Friday, May 18, 2012

Number Ninety-One

Zur Vermeidung eines Wortirrtums: Was tätig zerstört werden soll, muß vorher ganz fest gehalten worden sein; was zerbröckelt, zerbröckelt, kann aber nicht zerstört werden.

Towards the avoidance of a piece of verbal confusion: What is intended to be actively destroyed must first of all have been firmly grasped; what crumbles away crumbles away, but cannot be destroyed. [Kaiser/Wilkins]

To avoid the solecism: Whatever is to be entirely destroyed must first be held very firmly: if something crumbles, it crumbles, but resists destruction. [Hofmann]

Commentary

Both translators mark this aphorism cancelled. While I think there is something of interest in number ninety, which might have been cancelled because of cynical overtones that were not intended, here I think I can see why this aphorism was discarded.

Kafka distinguishes between two kinds of selection. One is artificial selection of something to be destroyed, while the other is a natural selection. Destruction is designated as exclusively active, which produces a reversal very characteristic of Kafka's thinking: what crumbles is immune to destruction. What falls apart of its own decrepitude or weakness can't be destroyed. So Bloch the tradesman will go on dragging out his days in court forever, while Josef K., who tries to do battle with the court, must be killed, although even then he seems to be given the opportunity to kill himself as the knife is passed to and fro between his executioners, and the killing is entirely unceremonious and unlike an official execution, carried out in a nondescript place.

Kafka seems to be intrigued by the idea that weaknesses can become strengths without ceasing to be weaknesses; weakness, failure, waiting, hestitating, all have their rights, too.

This aphorism also reminds me of the Penal Colony story, which depicts this kind of seizing and active destroying.

The problem is that there is a kind of active destruction that sweeps away old rubbish without noticing or caring what it's doing. It's a scandal, but it's also for that reason more innocent, because it isn't negating an existing thing so much as it's entirely preoccupied with presenting something new, like someone who dashes this and that off a table in order to set down a new acquisition on it and show it off.

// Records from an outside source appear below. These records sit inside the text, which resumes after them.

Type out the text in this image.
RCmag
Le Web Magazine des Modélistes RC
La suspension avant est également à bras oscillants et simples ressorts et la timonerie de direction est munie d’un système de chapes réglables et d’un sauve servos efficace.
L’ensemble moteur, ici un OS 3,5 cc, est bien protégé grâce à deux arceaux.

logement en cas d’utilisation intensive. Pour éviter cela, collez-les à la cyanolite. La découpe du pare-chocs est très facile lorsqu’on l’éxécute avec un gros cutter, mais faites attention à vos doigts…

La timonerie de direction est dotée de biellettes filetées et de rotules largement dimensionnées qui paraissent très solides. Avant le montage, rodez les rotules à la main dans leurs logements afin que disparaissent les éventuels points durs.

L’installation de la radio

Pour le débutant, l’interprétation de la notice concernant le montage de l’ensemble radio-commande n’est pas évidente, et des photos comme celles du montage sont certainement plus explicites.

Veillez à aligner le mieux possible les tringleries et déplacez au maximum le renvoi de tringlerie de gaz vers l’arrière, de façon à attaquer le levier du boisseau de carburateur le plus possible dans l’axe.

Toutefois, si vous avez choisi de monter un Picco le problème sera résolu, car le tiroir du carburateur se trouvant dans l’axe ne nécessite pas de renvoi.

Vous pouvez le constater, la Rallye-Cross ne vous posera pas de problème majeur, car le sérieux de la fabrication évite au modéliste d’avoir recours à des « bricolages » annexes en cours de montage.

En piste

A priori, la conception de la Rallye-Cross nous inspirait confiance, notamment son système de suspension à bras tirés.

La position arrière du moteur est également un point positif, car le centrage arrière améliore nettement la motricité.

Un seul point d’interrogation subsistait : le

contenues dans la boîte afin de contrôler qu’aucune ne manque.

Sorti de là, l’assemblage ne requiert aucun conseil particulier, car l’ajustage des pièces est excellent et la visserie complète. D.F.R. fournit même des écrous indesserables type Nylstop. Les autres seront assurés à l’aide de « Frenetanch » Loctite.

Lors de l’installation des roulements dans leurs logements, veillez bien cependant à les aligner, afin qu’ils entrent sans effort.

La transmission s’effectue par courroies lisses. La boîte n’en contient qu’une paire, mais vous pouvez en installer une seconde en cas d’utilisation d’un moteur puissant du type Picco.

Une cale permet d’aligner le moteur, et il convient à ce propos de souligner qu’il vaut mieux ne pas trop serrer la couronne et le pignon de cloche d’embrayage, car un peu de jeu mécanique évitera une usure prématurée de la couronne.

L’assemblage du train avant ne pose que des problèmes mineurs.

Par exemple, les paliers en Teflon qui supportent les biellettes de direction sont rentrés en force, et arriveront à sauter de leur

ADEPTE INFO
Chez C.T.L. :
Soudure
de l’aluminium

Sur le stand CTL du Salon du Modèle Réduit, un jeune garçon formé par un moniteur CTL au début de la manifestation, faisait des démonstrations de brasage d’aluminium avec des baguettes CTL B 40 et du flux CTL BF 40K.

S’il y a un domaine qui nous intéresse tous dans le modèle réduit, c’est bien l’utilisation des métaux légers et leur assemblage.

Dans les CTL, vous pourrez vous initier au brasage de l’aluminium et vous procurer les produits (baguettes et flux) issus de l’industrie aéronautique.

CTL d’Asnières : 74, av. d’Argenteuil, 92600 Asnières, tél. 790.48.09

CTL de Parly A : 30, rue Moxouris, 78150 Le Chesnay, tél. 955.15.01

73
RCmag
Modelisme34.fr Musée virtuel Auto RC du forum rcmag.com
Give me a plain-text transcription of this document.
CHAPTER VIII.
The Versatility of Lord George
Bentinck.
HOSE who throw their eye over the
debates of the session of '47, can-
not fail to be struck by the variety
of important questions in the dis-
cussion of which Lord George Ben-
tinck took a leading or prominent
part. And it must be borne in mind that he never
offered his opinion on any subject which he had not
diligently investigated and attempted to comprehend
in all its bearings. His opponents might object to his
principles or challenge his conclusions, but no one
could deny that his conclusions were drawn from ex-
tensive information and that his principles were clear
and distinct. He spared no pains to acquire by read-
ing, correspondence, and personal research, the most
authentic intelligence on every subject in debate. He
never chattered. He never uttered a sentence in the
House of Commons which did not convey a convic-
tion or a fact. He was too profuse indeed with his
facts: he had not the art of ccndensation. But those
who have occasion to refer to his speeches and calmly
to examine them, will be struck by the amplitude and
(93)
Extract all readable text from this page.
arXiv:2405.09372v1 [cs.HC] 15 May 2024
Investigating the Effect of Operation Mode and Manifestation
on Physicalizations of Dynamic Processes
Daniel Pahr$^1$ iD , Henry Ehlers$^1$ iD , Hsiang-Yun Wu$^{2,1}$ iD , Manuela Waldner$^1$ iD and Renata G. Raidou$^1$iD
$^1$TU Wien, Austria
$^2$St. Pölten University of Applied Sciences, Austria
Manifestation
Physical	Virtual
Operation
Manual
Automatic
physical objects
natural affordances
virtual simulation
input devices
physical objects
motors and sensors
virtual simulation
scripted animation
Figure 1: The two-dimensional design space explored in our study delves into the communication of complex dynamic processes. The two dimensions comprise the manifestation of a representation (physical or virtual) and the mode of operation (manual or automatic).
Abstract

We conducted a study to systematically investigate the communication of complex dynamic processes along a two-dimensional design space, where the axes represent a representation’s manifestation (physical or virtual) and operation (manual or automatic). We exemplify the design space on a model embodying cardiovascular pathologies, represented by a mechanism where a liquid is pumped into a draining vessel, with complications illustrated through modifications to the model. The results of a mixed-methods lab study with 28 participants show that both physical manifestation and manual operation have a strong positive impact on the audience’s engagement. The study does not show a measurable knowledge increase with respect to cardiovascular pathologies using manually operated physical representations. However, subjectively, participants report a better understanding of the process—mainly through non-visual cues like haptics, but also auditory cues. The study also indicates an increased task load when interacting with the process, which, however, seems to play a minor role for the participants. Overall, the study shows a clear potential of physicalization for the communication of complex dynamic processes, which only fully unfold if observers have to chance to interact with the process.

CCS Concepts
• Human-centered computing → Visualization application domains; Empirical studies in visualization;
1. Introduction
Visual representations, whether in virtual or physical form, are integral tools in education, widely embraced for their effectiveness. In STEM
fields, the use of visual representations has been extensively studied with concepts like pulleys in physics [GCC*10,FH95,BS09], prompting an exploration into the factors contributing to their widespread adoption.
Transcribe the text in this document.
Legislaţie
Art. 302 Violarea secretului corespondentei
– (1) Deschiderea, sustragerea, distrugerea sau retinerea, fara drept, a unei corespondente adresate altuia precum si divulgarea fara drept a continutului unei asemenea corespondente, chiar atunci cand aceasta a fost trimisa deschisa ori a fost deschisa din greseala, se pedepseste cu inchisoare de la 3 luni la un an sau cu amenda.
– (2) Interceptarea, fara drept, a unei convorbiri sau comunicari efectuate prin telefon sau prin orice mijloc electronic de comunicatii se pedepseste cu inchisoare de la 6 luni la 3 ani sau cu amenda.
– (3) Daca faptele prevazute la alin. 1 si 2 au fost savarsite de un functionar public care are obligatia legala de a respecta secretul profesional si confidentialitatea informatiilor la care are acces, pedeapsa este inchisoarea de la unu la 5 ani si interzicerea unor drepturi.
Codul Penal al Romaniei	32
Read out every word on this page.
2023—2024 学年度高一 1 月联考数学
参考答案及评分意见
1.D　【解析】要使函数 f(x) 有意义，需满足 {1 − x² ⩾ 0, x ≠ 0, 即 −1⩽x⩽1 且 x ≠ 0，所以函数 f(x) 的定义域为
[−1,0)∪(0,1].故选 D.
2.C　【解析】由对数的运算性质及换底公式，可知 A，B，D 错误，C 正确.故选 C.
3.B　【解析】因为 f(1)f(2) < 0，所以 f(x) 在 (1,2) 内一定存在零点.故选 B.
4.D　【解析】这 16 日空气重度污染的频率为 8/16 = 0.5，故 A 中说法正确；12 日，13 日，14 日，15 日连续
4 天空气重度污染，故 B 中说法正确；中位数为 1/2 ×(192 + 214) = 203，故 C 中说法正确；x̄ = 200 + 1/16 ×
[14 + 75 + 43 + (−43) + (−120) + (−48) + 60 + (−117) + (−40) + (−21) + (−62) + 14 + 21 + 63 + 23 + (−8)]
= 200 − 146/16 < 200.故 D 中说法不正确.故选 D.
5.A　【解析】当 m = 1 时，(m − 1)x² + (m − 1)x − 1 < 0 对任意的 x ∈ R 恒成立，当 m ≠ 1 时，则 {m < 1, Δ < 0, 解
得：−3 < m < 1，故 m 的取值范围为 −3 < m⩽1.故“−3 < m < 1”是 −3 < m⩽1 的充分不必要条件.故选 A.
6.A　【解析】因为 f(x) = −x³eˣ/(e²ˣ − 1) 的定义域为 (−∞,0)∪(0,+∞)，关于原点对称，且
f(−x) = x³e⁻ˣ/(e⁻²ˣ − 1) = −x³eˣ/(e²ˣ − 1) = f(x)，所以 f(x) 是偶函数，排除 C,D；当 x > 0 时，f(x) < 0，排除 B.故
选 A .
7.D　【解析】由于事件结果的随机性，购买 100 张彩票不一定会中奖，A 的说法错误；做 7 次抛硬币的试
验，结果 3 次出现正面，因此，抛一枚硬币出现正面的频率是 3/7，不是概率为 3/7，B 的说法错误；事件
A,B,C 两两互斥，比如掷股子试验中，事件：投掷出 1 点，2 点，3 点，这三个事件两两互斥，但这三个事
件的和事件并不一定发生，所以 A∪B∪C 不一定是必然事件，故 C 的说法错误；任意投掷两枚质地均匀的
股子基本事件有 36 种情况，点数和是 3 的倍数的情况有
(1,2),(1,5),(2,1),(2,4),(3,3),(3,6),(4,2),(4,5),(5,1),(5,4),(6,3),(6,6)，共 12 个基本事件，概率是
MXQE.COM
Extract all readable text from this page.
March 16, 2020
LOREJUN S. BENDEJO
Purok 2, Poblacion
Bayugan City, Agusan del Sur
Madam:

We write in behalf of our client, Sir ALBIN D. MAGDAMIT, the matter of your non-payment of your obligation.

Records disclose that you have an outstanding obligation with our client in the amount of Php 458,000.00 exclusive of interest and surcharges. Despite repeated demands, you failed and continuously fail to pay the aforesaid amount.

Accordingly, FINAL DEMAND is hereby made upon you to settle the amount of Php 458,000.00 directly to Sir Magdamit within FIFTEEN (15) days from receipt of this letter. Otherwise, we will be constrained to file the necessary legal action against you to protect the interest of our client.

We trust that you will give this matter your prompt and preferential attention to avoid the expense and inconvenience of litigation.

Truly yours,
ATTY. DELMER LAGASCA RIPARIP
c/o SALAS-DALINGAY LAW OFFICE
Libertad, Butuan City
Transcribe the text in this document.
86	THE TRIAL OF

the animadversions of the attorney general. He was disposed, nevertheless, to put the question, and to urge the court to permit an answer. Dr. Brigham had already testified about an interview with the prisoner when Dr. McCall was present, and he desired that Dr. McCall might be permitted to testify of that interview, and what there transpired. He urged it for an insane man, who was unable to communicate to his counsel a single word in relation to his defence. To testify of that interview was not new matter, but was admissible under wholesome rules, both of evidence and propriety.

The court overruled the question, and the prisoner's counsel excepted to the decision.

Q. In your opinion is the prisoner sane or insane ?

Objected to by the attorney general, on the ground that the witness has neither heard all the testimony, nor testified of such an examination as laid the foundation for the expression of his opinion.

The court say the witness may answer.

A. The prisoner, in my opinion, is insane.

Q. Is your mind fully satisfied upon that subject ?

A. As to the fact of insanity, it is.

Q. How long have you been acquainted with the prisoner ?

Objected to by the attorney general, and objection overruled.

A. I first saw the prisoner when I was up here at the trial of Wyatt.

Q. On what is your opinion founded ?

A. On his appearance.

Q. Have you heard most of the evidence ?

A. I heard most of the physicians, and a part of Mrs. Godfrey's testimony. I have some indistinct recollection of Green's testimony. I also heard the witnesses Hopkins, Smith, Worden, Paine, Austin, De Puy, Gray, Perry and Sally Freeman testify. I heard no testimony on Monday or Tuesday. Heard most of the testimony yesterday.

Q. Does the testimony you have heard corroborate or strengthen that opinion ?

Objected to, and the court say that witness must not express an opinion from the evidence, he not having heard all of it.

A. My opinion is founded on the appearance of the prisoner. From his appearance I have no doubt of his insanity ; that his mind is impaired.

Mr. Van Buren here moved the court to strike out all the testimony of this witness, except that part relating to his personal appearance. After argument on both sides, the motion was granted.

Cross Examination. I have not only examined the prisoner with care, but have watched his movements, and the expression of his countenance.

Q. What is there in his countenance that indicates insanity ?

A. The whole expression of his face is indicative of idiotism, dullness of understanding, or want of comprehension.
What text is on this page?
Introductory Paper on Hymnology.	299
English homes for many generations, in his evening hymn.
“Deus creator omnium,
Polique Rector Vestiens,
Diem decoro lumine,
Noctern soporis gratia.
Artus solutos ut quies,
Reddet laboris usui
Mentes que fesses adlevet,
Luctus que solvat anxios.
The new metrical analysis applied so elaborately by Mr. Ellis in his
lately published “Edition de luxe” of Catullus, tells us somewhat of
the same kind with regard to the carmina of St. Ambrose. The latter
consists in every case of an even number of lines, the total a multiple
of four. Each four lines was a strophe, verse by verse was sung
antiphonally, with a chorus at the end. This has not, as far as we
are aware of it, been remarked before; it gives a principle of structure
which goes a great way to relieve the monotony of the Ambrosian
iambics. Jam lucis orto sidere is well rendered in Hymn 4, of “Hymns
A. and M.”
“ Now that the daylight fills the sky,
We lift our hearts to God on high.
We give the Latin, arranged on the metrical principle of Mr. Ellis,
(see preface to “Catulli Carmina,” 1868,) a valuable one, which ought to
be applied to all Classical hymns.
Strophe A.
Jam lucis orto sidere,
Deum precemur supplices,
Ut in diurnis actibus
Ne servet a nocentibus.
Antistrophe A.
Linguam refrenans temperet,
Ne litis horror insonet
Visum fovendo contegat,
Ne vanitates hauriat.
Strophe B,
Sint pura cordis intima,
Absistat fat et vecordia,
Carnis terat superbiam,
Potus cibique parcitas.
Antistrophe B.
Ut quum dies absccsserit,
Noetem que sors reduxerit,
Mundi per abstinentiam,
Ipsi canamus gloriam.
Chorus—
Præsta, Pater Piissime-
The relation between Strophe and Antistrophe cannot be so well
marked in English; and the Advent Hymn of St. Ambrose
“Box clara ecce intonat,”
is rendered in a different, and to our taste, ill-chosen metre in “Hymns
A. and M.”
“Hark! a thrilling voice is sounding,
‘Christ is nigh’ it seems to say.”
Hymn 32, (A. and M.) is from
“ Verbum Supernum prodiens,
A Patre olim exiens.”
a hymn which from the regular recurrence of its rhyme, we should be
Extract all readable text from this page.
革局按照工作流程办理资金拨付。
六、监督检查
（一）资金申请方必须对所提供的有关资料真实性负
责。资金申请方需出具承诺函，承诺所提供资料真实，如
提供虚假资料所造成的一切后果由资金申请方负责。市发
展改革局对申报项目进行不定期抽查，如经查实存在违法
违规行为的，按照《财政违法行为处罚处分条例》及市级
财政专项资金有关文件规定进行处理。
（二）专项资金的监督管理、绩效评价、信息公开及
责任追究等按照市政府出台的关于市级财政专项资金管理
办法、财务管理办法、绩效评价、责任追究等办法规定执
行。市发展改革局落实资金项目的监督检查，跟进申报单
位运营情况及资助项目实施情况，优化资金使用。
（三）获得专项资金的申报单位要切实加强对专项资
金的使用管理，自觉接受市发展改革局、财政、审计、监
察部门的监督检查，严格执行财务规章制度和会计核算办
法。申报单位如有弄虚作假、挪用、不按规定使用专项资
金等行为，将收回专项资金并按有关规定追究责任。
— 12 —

Meanwhile, crumbling is distinct from the kind of vigilantism needed to maintain a stable identity, which can only be done by suppressing inevitable changes. Crumbling is not all that simple and unambiguous. Matter crumbles, but it remains matter and can be reorganized into something else. People crumble differently, although they don't stop being people, but, if crumbling is understood as a metaphor for the loss of some important aspect of self, then it is a way for the self to stop being the self. So matter can crumble and stay matter, while the crumbling self ceases to be a self at all.

2 comments:

Glenn said...

That commentary is the interesting bit for this one; baffling though it is.

This makes perfect sense. If something is a thing that can be grasped, it can't be destroyed. That's basic physics E=MC2. The universe has now, exactly the same amount of graspable things as it has always had and will always have. If it can crumble away it cannot be destroyed either. E=MC2. Matter is energy and energy is matter and it can not be destroyed.

If a thing can be acted on, it will forever exist. Gods, planets, stars, beliefs, loves, poetry, light, darkness -- If it exists it is beyond destruction. Indeed, the more effort toward destruction the more sustainable it will become.

It is a perfect aphorism. Obvious, and yet ...


/* thanks for posting all of these. I've had a wonderful time going through them. */

Benjamin Pierce said...

I feel that this references another practice from Judaism, to let old, worn, and dirty Torah scrolls decompose in storage and repose, rather than to in any way discard or destroy them--their slow decomposition is seen as the way by which God reclaims them.